The problem is largely a disagreement about inflation. On the one hand, conservative (sometimes called freshwater) economists believe that any efforts the Fed takes to improve employment will drive up inflation. Even the muted and marginally effective efforts of the Fed drew dire predictions of impending hyper inflation from conservative economists. Liberal (saltwater) economists disagree, saying that due to the unique conditions of the current economy it is nearly impossible for the Fed to drive up inflation until the economy recovers. Strangely, after four years with no significant shift in inflation very few people have changed their minds.

Beyond the question of how inflation works, though, is the question of what inflation means and how we should think about it.

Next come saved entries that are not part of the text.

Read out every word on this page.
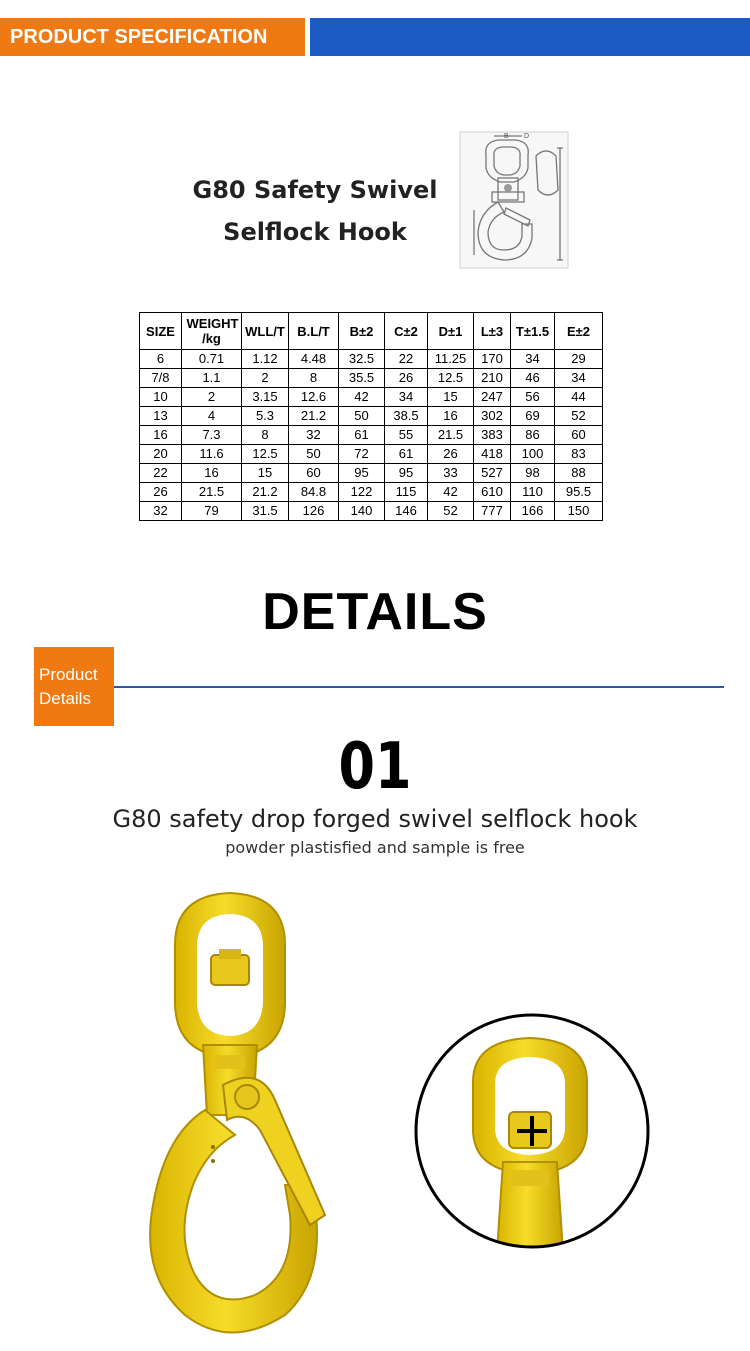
PRODUCT SPECIFICATION
G80 Safety Swivel
Selflock Hook
B D
SIZE	WEIGHT /kg	WLL/T	B.L/T	B±2	C±2	D±1	L±3	T±1.5	E±2
6	0.71	1.12	4.48	32.5	22	11.25	170	34	29
7/8	1.1	2	8	35.5	26	12.5	210	46	34
10	2	3.15	12.6	42	34	15	247	56	44
13	4	5.3	21.2	50	38.5	16	302	69	52
16	7.3	8	32	61	55	21.5	383	86	60
20	11.6	12.5	50	72	61	26	418	100	83
22	16	15	60	95	95	33	527	98	88
26	21.5	21.2	84.8	122	115	42	610	110	95.5
32	79	31.5	126	140	146	52	777	166	150
DETAILS
Product
Details
01
G80 safety drop forged swivel selflock hook
powder plastisfied and sample is free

What happens to debt when inflation rises? Debt is worth less, thus it hurts creditors and the wealthy while benefiting debtors. Many liberal economists see it as a useful tool in accelerating recovery because it would allow us to more quickly pay off the debt built up by the housing crash.

Many conservatives, on the other hand, see inflation as the ultimate economic evil because it degrades the value of saving and debt. In this, as in many economic matters, the conservative thinking centers around moral hazard. While moral hazard is a legitimate concern, it is also unquantifiable. This makes it easy to misrepresent, intentionally or accidentally. Conservatives often treat moral hazard much more seriously when looking at the poor than the rich, and this is a perfect example.

This is also why conservatives and liberals often talk past each other on inflation. Liberals tend to think of it in technical or practical terms. An increase in inflation could degrade the value of debt and speed economic recovery. Conservatives, on the other hand, tend to think of it more in moral terms. An increase in inflation will reward reckless spending and over borrowing and punish virtuous savers. I agree with the idea that economic decisions must take morality as well as technical effects into account, but in this case I strenuously disagree with how they are assigning virtue. I think that there are as many victims as villains among the debtors, and I think that the moral hazard on the banking side, which has thus far gone unaddressed, is much more dangerous than that of the borrowers.